Germany Will Exit EUR if Bailouts Don’t End

Montreal, Canada

"We didn't sign-up for bailing-out irresponsible countries in Europe. It's not our job to support profligate spending nations. If they can't get their fiscal balances in order then let's drop the EUR and reintroduce the deutschemark."

That's the mindset of most Germans right now about what's going on in Greece and, eventually, Portugal, Spain and other weaker eurozone countries as euro-contagion spreads.

Two-year Greek government bond yields open this morning trading at a whopping 13.52% -- more than many distressed emerging market countries and higher than benchmark yields in Argentina and Venezuela – two banana currencies. Hard to believe but ten years ago Brazilian paper sold at similarly high levels. Today, ten-year Brazilian government US$ debt yields just 4.86% or 109 basis points above Treasury bonds.

This whole Greek debt fiasco is a huge embarrassment for the eurozone and if it spreads to Portugal or Spain, the odds increase that the Germans will revolt and kiss the EUR "Auf Wiedersehen."

The Maastricht Treaty, the monetary and budgetary blueprint for the EUR, doesn't address bailouts and what might happen to the EUR and some of its members if one or more countries decided to leave the eurozone. Yet it's increasingly apparent that the 2010s are likely to be a decade of discontent for EUR enthusiasts at a time when Western countries are faced with an avalanche of spending obligations as a result of the post-WW II welfare state and its far-reaching spending tentacles, including retirement entitlements, healthcare, unemployment insurance and some of the most generous vacation entitlements in the world.

What's also very clear at this point is that civil servants are too big as a percentage of most governments' payrolls, especially in countries like Greece. A major reduction or pruning lies ahead and not just in Greece.

In Greece, for example, individuals actually work about 60 days less than their peers in Germany. But the Germans are promising about 35% or so of the entire €41 billion required to bailout the Greeks. Does this make any sense?

If the 2000s belonged to anything but the U.S. dollar as it pertains to foreign currencies then this decade will probably be the same but for the EUR. The only country worth holding in Europe is the Norwegian kroner; if the Swiss National Bank (SNB) wasn't dumping francs to suppress its value, I'd also include the Swissie. But the SNB has been aggressively selling CHF since March 2009.

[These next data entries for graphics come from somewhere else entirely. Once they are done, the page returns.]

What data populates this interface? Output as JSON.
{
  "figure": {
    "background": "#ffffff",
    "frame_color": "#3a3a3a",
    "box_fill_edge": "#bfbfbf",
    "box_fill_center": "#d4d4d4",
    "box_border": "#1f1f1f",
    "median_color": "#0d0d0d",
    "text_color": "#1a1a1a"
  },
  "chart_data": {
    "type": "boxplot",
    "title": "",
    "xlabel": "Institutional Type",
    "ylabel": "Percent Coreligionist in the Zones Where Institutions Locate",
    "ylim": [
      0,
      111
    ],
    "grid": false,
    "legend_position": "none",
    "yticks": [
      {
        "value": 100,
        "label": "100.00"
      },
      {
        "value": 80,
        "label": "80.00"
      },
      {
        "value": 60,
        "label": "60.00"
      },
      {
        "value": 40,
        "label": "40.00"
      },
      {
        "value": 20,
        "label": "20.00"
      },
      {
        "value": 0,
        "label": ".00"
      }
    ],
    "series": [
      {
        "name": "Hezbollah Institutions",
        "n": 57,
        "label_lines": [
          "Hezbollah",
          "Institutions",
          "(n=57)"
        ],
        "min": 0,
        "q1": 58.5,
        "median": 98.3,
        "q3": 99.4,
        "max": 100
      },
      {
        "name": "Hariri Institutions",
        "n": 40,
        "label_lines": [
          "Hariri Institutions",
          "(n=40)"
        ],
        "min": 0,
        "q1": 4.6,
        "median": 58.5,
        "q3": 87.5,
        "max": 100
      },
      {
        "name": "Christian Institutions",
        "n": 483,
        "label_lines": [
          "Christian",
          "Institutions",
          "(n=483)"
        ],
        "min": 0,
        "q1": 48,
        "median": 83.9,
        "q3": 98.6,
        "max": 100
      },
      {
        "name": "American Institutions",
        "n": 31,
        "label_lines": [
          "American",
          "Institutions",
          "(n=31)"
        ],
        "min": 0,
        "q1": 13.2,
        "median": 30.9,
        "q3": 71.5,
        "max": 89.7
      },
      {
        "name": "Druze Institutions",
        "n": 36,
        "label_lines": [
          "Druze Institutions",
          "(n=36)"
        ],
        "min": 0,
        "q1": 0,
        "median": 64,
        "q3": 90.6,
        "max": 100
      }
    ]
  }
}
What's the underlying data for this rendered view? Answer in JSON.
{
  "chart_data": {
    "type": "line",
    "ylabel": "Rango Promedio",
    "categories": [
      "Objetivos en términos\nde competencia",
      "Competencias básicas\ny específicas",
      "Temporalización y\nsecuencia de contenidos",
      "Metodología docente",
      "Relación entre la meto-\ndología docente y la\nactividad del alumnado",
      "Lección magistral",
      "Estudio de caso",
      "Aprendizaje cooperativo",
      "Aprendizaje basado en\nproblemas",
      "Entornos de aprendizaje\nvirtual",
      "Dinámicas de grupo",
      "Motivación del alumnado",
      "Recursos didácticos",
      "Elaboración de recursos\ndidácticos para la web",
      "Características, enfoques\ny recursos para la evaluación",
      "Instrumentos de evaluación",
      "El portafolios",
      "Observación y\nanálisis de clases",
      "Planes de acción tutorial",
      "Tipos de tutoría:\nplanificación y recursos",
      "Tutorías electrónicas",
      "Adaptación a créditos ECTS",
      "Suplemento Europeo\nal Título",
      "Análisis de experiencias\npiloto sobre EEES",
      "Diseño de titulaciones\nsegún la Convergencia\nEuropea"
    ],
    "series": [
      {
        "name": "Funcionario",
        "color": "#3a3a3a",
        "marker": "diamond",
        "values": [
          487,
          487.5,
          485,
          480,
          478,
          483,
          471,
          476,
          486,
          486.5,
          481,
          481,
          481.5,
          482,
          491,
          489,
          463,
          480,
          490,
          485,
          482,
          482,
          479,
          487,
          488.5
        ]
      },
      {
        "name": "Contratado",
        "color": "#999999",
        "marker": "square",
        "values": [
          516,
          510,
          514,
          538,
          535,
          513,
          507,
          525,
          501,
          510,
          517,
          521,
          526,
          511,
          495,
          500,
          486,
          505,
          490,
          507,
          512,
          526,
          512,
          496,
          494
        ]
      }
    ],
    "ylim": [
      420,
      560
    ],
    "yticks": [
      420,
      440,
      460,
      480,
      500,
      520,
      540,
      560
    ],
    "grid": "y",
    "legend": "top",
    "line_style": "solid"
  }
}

However, this doesn't mean the United States will enjoy a secular bull market rally for the dollar.

The Americans are likely to trail other central banks raising interest rates in this cycle (they already lag behind Norway, Australia and Israel), so there's no compelling argument to buy dollars, either.

But there is a compelling argument to buy many of the Asian and resource currencies that harbor trade surpluses and if you can find them -- budget surpluses, too. I'd also include gold and oil in that mix.

Many years ago, my mentor in this business, Jim Rogers, told me that the global exchange rate system was nothing more than a "bunch of drunks at the bar devaluing against each other." More than ever, he's right. The majors, at least, offer poor relative and absolute values and have mountains of debt. The emerging market currencies, on the other hand, will increasingly command a greater share of the revaluation process now underway against the dollar and the majors.